Dieta mediterranea e camminata in cima alla prevenzione oncologica del tumore al seno

Dieta mediterranea e camminata in cima alla prevenzione oncologica del tumore al seno

  • di Redazione
  • 2 Giugno 2026
  • Italia ed estero

Secondo uno studio italiano presentato ad ASCO lo stile di vita sano riduce le recidive

Dieta mediterranea e camminata scacciano scacciano la recidiva di tumore al seno. Sì perche uno stile di vita sano è un’ arma efficace nella prevenzione del tumore al seno. Le conferme non mancano e ne arriva proprio una recente raggiunta da uno studio a guida italiana, coordinato dall'Istituto nazionale tumori Pascale di Napoli, presentato al Congresso della Società americana di oncologia clinica (Asco). E’ stato infatti dimostrato che un regime giornaliero basato sull'adozione di una dieta mediterranea a basso indice glicemico, camminata veloce quotidiana di 30 minuti e integrazione orale di vitamina D ha portato a minori recidive nelle donne con tumore al seno ormono-positivo - la forma più diffusa che solo in Italia registra oltre 40mila nuovi casi ogni anno - oltre a perdita di peso e riduzione della prevalenza della sindrome metabolica.
La percentuale di recidiva (o ricaduta) a 10 anni per questo tipo di tumore in stadio precoce è scesa oggi in Italia a circa l'11,7% grazie alle terapie adiuvanti (dopo l'intervento chirurgico), tuttavia il rischio varia tra il 10% e il 50% negli stadi più avanzati.

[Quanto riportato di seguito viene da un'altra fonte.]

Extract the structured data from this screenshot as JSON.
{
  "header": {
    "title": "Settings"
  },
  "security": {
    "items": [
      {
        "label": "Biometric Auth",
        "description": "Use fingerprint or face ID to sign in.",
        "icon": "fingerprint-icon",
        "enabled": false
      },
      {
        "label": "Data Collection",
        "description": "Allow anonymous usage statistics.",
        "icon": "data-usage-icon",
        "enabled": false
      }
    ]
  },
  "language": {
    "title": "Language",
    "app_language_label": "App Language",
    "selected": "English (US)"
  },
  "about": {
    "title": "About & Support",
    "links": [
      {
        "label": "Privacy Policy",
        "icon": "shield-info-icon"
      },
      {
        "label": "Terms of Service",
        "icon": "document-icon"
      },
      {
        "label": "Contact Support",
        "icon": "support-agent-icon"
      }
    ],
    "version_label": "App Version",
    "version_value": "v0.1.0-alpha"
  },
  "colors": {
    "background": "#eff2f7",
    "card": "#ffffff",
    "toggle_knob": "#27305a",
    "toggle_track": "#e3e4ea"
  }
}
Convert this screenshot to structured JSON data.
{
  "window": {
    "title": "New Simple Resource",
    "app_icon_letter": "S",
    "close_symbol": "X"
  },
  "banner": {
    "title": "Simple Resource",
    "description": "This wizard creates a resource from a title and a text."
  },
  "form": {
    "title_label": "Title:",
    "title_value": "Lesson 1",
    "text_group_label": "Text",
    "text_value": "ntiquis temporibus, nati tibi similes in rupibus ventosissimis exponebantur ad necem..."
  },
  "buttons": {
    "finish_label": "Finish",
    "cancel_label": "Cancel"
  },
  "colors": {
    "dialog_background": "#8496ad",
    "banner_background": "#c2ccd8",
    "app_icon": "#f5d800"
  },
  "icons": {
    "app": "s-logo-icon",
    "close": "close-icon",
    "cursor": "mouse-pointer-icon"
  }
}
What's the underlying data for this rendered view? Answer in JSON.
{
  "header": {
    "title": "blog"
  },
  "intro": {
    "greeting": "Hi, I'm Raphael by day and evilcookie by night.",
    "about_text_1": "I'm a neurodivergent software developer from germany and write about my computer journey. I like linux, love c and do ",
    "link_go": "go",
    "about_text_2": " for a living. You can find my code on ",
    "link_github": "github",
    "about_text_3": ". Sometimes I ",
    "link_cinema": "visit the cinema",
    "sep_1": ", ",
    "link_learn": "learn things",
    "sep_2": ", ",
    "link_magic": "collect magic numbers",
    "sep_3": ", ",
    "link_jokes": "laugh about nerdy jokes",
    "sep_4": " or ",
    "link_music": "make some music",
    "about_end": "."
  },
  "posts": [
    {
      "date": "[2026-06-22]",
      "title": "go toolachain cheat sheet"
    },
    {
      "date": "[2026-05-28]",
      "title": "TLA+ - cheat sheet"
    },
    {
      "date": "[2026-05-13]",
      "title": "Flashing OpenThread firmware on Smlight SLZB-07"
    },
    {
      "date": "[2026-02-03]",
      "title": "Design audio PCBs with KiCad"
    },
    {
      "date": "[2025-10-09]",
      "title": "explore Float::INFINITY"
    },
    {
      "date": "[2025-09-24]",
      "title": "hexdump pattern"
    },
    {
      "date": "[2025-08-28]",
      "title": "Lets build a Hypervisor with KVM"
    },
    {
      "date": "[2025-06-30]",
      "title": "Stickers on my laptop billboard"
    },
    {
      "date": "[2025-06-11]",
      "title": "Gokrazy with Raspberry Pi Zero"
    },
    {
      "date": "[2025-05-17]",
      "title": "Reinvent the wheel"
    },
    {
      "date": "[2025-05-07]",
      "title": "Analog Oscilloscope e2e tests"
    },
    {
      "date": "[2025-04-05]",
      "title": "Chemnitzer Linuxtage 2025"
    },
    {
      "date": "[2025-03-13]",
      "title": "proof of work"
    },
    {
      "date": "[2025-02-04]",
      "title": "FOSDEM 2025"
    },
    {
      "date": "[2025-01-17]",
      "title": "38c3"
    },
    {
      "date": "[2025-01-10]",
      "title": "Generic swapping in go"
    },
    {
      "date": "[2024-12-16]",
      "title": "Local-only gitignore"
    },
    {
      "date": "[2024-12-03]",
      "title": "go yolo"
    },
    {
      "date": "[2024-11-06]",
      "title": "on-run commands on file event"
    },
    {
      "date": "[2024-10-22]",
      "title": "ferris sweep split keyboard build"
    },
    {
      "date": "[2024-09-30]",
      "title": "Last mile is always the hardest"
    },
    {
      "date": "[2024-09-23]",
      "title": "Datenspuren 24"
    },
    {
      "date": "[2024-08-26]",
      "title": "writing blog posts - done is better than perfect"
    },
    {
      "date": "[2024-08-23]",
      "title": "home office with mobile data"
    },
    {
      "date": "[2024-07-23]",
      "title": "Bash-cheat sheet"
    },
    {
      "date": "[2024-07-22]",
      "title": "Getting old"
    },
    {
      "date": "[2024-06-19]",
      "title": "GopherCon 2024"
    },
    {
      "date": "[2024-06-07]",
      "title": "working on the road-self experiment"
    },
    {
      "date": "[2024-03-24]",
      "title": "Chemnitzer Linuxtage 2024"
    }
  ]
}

Una dieta di scarsa qualità e l'inattività fisica sono due fattori modificabili dello stile di vita che, insieme alla carenza di vitamina D, sono stati associati a esiti sfavorevoli del tumore al seno e alla salute cardiometabolica.
Il focus dell'oncologia mondiale si sta dunque concentrando sempre di più anche sugli stili di vita e sono infatti numerosi gli studi di fase III in questo ambito presentati all'ASCO. Già noto, spiega la presidente del programma scientifico di ASCO 2026 e docente di Medicina clinica all'Università della California, Jo Chien, "è lo studio Challenge, che ha dimostrato come l'intervento di esercizio fisico strutturato migliori la sopravvivenza nei pazienti con tumore del colon-retto. Ora c'è questo nuovo studio italiano sul tumore al seno: è davvero interessante perché, pur non supportando alcun intervento specifico, suggerisce che la modifica dello stile di vita può portare a migliori risultati nella lotta contro il cancro, e questo potrebbe essere mediato dalla perdita di peso e da fattori metabolici. Cruciale è l'esercizio fisico e l'associazione che stiamo osservando negli studi tra perdita di peso e risultati migliori. Quindi il consiglio ai pazienti è di inserire queste modifiche nello stile di vita".

Questo studio "è la dimostrazione che lo stile di vita non è un complemento accessorio della cura oncologica, ma una sua parte integrante", sottolinea Michelino De Laurentiis, direttore del dipartimento di Oncologia Senologica e Toraco-Polmonare dell'Istituto dei tumori di Napoli e autore senior del lavoro.